Our review of the Coast RX395 knife could actually be considered a month early. That’s because this new assisted opener would be ideal for National Preparedness Month. While not my first choice for every day carry, it’s great for the car, or your emergency kit. Of course, if you deal with emergencies on a regular basis, then maybe it could be your EDC. I’ll share the details, and let you decide.
First, the basics. It’s got a 3.75 inch (9.5cm) tanto-style blade made from 7CR17 steel. Overall length is 9.13 inches (23.2cm) when open, and 5.43 inches (13.8cm) when closed. You won’t forget you’re carrying it, with a weight of 6.31 ounces (179g). Textured nylon makes for a decent grip. Carry it tip-down only with the fixed clip.
So far, that makes it sound like a somewhat heavy, ho-hum knife. But don’t be so quick to judge. Rather than a camp knife or surgical tool, the RX395 is optimized for rescue work. Sure, the blade may not be the highest grade steel. That’s because it doesn’t have to be. By design, the tanto blade is more for pushing than slicing. Yet this one does slice well enough.
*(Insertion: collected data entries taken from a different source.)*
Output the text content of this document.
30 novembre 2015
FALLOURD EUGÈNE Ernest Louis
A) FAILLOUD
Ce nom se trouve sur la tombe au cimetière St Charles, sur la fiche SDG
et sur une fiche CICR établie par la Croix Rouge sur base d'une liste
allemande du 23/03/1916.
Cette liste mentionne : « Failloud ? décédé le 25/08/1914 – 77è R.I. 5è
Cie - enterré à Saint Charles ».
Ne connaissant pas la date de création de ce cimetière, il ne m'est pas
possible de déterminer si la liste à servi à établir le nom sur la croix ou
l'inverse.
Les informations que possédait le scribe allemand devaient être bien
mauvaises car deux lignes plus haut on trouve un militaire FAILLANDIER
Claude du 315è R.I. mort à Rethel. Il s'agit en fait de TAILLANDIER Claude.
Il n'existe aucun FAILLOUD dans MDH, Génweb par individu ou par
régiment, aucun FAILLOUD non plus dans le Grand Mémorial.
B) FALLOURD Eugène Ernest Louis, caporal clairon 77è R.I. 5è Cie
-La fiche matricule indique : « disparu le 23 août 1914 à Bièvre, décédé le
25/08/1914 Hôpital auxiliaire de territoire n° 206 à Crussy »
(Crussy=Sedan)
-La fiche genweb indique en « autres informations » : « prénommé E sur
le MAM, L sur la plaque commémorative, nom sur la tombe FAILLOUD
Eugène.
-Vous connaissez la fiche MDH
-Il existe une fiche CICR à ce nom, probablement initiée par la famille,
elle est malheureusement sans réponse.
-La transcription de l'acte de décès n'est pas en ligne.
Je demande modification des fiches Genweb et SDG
Serrations on the blade will go right through rope and twine. You’ll find a seat belt cutter and glass breaker built into the bottom of the handle too. Suddenly, it’s sounding more like it’s made for serious business.
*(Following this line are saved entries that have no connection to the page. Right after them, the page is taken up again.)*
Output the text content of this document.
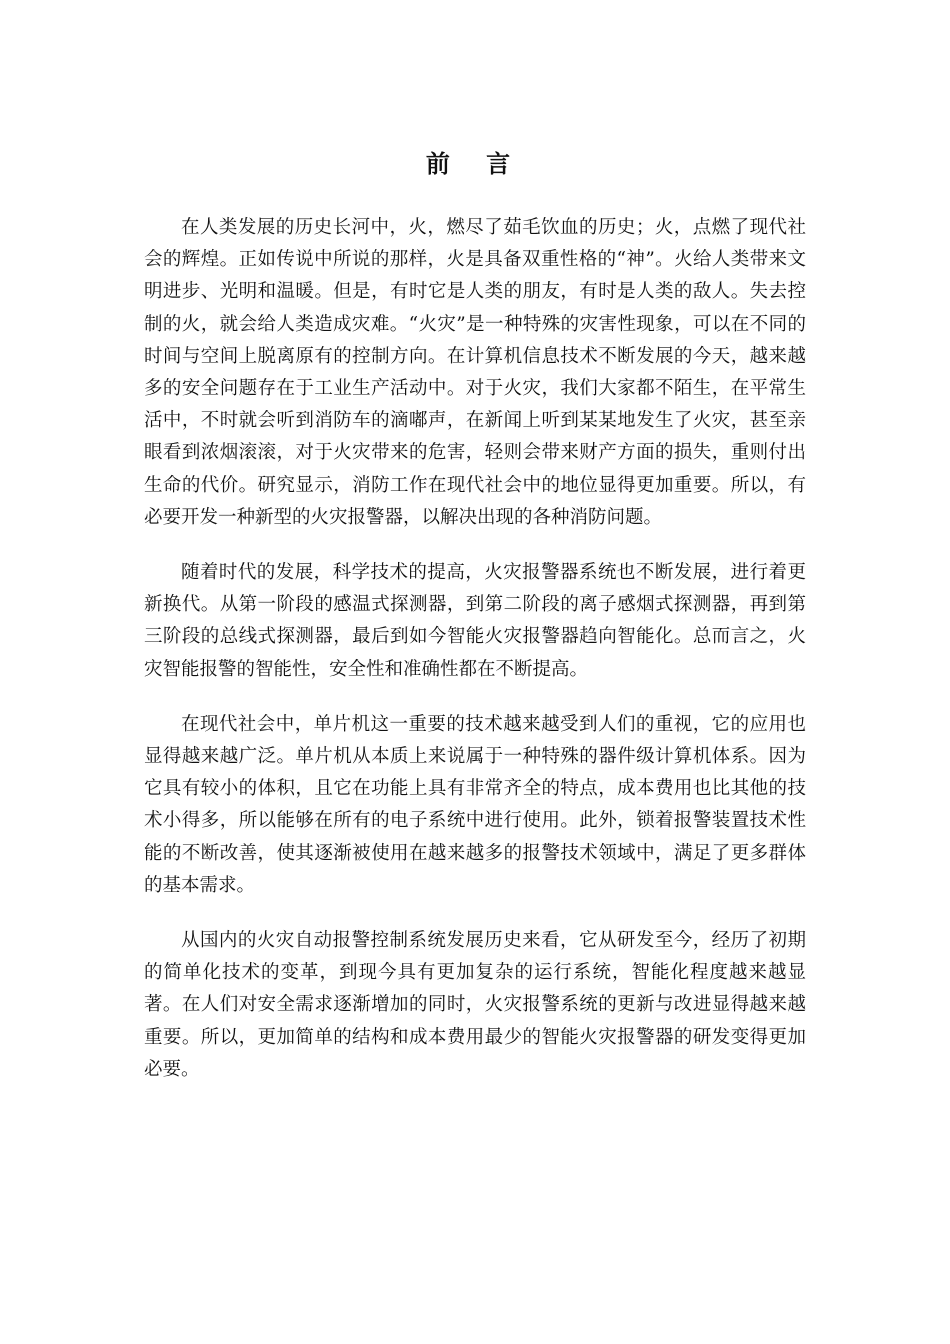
前 言

在人类发展的历史长河中，火，燃尽了茹毛饮血的历史；火，点燃了现代社会的辉煌。正如传说中所说的那样，火是具备双重性格的“神”。火给人类带来文明进步、光明和温暖。但是，有时它是人类的朋友，有时是人类的敌人。失去控制的火，就会给人类造成灾难。“火灾”是一种特殊的灾害性现象，可以在不同的时间与空间上脱离原有的控制方向。在计算机信息技术不断发展的今天，越来越多的安全问题存在于工业生产活动中。对于火灾，我们大家都不陌生，在平常生活中，不时就会听到消防车的滴嘟声，在新闻上听到某某地发生了火灾，甚至亲眼看到浓烟滚滚，对于火灾带来的危害，轻则会带来财产方面的损失，重则付出生命的代价。研究显示，消防工作在现代社会中的地位显得更加重要。所以，有必要开发一种新型的火灾报警器，以解决出现的各种消防问题。

随着时代的发展，科学技术的提高，火灾报警器系统也不断发展，进行着更新换代。从第一阶段的感温式探测器，到第二阶段的离子感烟式探测器，再到第三阶段的总线式探测器，最后到如今智能火灾报警器趋向智能化。总而言之，火灾智能报警的智能性，安全性和准确性都在不断提高。

在现代社会中，单片机这一重要的技术越来越受到人们的重视，它的应用也显得越来越广泛。单片机从本质上来说属于一种特殊的器件级计算机体系。因为它具有较小的体积，且它在功能上具有非常齐全的特点，成本费用也比其他的技术小得多，所以能够在所有的电子系统中进行使用。此外，锁着报警装置技术性能的不断改善，使其逐渐被使用在越来越多的报警技术领域中，满足了更多群体的基本需求。

从国内的火灾自动报警控制系统发展历史来看，它从研发至今，经历了初期的简单化技术的变革，到现今具有更加复杂的运行系统，智能化程度越来越显著。在人们对安全需求逐渐增加的同时，火灾报警系统的更新与改进显得越来越重要。所以，更加简单的结构和成本费用最少的智能火灾报警器的研发变得更加必要。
Coast added a few extra features to the blade, to increase its usefulness. Their Blade Assist Technology makes it quick and easy to open with one hand. Dual thumb studs simplify this task, for whichever hand you’ve got free. It opens quickly, smoothly, and with authority. If there is a concern about assisted openers, it’s that they might open by accident. Coast covered that with their Max Lock System. In addition to the liner lock, the Max Lock is a secondary lock that works when the blade is open or closed. So it won’t open until you need it, but it won’t close when you’re using it. This is a feature I’ve come to appreciate, the more I have seen it applied to Coast knives.
During my review period, I put the RX395 through all the usual tests. That meant rope, some garden hose, a bit of whittling, and plenty of cardboard boxes. I didn’t get to break a window, cut a seat belt, or rescue anyone. We might have to pick up some nylon webbing, just to add to our knife tests. But it cut everything I needed it to, every time. When it got dull, a few passes on a pocket sharpener, and I was back in business. If it happens to break, it’s backed by a lifetime warranty which covers materials and workmanship.
I carry a knife every day, and use them every day. As I mentioned, the RX395 wouldn’t be my first choice for EDC. But I would keep it in the car, probably get one for my wife to keep in her car, or maybe throw it in with a first aid kit. It’s tough, inexpensive (MSRP is $47, so it will probably retail under $40), and versatile. Positive locking, and one-handed operation are just bonuses to an already useful knife/tool. Find it and plenty of other knives, flashlights, and tools, at Coastportland.com.
I’d like to thank Coast for providing their RX395 knife for this review. Like all their products, it represents a great value. We don’t have unlimited funds, and you probably don’t either. It’s gear like this that offers usable quality at affordable prices.